Unless he physically restrains your MIL how would he actually stop her coming? She’s choosing to stay with him despite his unacceptable behaviour. Her decision. But one of the consequences must be that she either comes without him or not at all.
Stop enabling his bullshit.

Sexnotgender · 28/02/2019 18:39

Oh he’ll be livid at a dry house.

OP posts:
ScarletBitch · 28/02/2019 18:42

Simply do not tolerate his abusive behaviour what so ever. Why are you all tiptoeing around on egg shells for? He seems to be getting away with it because no one will stand up to him.
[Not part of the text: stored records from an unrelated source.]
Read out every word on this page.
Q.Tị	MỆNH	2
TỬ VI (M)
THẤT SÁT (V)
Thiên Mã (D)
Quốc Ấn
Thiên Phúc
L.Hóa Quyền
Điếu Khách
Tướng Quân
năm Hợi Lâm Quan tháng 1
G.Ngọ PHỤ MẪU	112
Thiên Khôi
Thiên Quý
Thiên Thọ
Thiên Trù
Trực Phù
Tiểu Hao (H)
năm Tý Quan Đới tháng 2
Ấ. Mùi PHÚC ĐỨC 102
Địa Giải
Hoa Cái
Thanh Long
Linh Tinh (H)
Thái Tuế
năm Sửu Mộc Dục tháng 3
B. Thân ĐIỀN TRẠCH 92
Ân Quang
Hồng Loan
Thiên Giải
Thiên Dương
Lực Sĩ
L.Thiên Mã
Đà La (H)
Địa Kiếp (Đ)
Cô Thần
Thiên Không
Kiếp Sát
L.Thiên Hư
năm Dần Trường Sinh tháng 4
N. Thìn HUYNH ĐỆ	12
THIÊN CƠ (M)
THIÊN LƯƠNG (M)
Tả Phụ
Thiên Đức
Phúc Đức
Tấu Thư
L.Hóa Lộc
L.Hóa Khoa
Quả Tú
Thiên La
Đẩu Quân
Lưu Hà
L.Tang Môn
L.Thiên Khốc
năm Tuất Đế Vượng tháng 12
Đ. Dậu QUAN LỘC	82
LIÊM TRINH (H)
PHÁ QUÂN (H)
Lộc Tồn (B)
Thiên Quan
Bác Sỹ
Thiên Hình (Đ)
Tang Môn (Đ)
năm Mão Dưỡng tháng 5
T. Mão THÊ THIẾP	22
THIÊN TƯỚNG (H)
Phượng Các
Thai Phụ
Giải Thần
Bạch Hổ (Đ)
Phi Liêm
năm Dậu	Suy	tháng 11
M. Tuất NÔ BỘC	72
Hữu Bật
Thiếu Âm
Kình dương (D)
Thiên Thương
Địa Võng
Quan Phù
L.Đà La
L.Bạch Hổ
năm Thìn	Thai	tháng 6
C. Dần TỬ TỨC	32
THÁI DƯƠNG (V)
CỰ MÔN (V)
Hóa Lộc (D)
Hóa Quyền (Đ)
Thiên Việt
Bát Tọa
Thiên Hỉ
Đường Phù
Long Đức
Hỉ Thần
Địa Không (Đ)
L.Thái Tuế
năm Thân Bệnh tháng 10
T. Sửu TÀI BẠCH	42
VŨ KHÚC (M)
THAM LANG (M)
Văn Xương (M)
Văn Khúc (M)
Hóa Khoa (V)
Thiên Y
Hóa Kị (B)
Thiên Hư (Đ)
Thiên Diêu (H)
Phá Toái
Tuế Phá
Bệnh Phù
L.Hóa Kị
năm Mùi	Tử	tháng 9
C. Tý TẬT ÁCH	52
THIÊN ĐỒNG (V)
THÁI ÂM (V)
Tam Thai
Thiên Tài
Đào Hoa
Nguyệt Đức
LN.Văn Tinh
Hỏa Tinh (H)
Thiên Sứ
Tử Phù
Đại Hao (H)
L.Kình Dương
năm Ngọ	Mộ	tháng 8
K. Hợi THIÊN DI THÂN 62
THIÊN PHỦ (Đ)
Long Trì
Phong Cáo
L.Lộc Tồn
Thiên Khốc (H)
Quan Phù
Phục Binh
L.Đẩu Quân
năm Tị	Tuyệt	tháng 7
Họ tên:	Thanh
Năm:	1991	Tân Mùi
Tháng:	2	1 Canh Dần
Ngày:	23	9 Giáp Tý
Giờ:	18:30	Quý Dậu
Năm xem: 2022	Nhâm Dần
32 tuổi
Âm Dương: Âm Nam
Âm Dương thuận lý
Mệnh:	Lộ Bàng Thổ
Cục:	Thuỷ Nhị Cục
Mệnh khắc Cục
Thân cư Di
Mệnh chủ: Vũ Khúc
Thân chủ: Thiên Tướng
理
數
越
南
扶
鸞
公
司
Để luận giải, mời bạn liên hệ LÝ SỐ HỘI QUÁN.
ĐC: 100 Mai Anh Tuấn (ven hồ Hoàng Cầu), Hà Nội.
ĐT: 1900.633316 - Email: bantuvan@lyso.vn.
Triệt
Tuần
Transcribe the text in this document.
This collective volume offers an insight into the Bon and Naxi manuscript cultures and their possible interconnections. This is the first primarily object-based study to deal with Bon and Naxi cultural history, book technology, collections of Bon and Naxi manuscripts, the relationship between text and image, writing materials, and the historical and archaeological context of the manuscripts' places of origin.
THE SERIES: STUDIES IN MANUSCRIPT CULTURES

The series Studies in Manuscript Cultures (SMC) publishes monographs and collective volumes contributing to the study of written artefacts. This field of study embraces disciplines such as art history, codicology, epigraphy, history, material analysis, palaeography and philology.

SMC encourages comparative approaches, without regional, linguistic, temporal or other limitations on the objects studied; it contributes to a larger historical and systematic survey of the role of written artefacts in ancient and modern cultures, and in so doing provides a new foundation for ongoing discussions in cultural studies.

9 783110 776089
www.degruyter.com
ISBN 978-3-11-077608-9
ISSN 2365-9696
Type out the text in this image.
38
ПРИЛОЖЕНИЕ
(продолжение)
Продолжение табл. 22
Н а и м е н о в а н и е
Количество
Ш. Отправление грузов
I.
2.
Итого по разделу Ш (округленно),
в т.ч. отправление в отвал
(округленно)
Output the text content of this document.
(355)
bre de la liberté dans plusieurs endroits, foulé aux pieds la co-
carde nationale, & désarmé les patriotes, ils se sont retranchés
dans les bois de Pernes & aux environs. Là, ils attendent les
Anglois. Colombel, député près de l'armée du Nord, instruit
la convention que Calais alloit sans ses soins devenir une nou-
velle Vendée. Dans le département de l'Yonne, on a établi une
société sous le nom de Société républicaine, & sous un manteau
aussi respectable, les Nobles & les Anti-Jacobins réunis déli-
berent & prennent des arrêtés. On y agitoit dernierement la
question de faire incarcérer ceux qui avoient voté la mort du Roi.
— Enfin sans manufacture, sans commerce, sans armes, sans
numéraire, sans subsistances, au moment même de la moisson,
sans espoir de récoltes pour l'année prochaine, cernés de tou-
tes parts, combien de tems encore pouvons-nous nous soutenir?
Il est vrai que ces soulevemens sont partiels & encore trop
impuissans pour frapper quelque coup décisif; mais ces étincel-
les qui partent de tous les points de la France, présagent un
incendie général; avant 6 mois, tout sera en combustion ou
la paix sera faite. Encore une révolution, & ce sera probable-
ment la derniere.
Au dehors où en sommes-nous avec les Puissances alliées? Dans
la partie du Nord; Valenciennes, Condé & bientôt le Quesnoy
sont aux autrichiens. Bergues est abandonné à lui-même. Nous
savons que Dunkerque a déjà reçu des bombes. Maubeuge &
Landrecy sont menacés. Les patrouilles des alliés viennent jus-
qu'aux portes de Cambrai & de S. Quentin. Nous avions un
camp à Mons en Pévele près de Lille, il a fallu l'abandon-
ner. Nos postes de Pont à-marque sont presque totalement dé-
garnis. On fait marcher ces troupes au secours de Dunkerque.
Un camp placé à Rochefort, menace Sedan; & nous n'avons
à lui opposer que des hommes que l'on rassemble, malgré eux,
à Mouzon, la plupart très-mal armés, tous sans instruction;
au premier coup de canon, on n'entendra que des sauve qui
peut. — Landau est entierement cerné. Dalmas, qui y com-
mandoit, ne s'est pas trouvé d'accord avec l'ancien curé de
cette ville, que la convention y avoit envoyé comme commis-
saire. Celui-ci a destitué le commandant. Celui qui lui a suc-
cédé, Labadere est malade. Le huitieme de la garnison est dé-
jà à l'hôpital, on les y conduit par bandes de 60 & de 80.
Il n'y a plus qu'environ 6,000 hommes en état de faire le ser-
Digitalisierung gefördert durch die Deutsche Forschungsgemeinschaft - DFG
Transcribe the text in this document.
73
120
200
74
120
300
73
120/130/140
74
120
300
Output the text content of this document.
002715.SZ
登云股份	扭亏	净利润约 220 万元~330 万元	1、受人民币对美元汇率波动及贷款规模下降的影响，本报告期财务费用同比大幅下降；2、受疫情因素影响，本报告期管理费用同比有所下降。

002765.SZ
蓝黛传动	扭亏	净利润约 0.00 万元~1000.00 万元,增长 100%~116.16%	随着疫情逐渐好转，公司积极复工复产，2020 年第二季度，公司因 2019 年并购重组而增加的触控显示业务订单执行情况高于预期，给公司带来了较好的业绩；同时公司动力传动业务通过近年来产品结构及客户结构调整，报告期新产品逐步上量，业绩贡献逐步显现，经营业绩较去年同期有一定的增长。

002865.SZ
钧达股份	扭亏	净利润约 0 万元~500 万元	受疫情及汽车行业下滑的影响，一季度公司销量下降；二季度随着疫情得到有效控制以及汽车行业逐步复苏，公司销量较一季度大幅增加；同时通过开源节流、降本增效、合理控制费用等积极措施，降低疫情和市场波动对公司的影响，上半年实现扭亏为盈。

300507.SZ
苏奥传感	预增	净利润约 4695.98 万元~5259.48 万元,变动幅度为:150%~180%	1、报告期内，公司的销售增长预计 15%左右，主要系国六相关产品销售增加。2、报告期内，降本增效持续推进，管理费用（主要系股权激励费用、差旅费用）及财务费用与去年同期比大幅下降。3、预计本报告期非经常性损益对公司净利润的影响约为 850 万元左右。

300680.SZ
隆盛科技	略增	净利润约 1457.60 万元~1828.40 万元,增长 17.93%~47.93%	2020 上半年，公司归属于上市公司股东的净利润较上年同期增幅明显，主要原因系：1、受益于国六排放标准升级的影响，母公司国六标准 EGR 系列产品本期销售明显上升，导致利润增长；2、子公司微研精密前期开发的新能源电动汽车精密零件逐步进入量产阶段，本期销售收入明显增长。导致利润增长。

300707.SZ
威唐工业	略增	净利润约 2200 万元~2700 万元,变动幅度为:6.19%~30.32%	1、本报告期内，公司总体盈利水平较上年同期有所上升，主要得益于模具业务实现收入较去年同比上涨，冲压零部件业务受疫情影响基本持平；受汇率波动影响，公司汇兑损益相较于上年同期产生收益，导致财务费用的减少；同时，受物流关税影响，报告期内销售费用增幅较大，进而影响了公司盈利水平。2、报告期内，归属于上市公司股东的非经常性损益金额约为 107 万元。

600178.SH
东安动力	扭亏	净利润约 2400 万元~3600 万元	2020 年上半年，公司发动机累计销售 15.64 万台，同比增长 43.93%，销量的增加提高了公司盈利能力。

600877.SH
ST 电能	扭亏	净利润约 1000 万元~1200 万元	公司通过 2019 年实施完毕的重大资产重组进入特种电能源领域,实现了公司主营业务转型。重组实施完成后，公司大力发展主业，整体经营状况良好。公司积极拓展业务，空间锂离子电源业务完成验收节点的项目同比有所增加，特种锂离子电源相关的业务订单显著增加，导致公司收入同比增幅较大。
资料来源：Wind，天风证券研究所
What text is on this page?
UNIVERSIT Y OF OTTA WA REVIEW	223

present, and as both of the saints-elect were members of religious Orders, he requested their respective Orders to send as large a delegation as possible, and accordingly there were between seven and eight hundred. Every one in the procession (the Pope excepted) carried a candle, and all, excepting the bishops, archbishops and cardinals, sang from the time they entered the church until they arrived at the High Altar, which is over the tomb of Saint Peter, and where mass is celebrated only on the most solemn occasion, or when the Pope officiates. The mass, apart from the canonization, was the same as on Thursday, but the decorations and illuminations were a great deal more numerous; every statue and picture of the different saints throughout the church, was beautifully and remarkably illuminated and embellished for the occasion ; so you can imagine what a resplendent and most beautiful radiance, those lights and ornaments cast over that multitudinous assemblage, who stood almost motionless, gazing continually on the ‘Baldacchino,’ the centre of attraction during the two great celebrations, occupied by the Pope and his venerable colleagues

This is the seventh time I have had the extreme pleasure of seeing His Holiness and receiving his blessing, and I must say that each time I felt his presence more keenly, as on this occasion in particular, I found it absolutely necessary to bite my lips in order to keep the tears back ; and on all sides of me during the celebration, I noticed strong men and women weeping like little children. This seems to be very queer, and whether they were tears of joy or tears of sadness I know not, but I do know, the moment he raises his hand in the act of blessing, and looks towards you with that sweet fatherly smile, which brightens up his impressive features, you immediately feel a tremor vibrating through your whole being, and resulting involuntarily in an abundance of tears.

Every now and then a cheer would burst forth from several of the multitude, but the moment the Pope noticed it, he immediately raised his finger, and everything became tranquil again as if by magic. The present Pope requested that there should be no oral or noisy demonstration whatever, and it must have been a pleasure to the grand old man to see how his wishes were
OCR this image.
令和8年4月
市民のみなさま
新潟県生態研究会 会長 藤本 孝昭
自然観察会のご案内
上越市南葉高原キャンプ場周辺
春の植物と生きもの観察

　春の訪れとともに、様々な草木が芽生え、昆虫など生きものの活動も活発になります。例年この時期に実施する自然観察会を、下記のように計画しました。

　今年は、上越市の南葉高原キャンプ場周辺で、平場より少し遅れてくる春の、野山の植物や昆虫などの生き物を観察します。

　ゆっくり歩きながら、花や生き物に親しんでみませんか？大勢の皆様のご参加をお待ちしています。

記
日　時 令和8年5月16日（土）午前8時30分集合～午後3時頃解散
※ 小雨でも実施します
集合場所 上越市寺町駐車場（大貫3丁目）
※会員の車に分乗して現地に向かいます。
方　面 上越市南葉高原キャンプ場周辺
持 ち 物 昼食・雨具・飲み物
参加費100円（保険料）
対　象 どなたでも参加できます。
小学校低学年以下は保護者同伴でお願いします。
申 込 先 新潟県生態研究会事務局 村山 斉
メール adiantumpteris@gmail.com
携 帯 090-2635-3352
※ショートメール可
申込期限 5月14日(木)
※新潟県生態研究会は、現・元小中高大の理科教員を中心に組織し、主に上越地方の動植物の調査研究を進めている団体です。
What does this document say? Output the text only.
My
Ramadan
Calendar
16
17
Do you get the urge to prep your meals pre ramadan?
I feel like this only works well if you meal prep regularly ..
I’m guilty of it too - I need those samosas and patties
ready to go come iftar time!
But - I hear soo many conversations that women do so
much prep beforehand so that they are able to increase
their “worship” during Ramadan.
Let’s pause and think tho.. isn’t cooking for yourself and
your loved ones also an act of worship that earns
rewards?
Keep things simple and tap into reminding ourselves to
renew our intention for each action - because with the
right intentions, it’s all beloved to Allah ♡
RandomMess · 28/02/2019 18:52

Every time he make a PA comment I'd say "you are welcome to leave" with a lovely smile...

Does he have any hobbies? Sending packing for a few days with a birthday gift of doing x y z?

Puzzledandpissedoff · 28/02/2019 18:55

he’ll be livid at a dry house

But what's to stop him buying his own and bringing it to yours? Which might be even worse if he drinks still more because it's not "yours"

Come to that, what's to stop your DH going to visit them, on his own?

AcrossthePond55 · 28/02/2019 19:02

A dry house is a great idea! Let him be livid. But be sure you tell him you've gone tee-total and won't have it in the house otherwise he'll just go get it and bring it in. If he 'gets' that this will be 'the way things are in our home' for the future he may want to shorten his visits, or stay elsewhere.

RandomMess · 28/02/2019 19:05

Could you take MIL away for a couple of days too?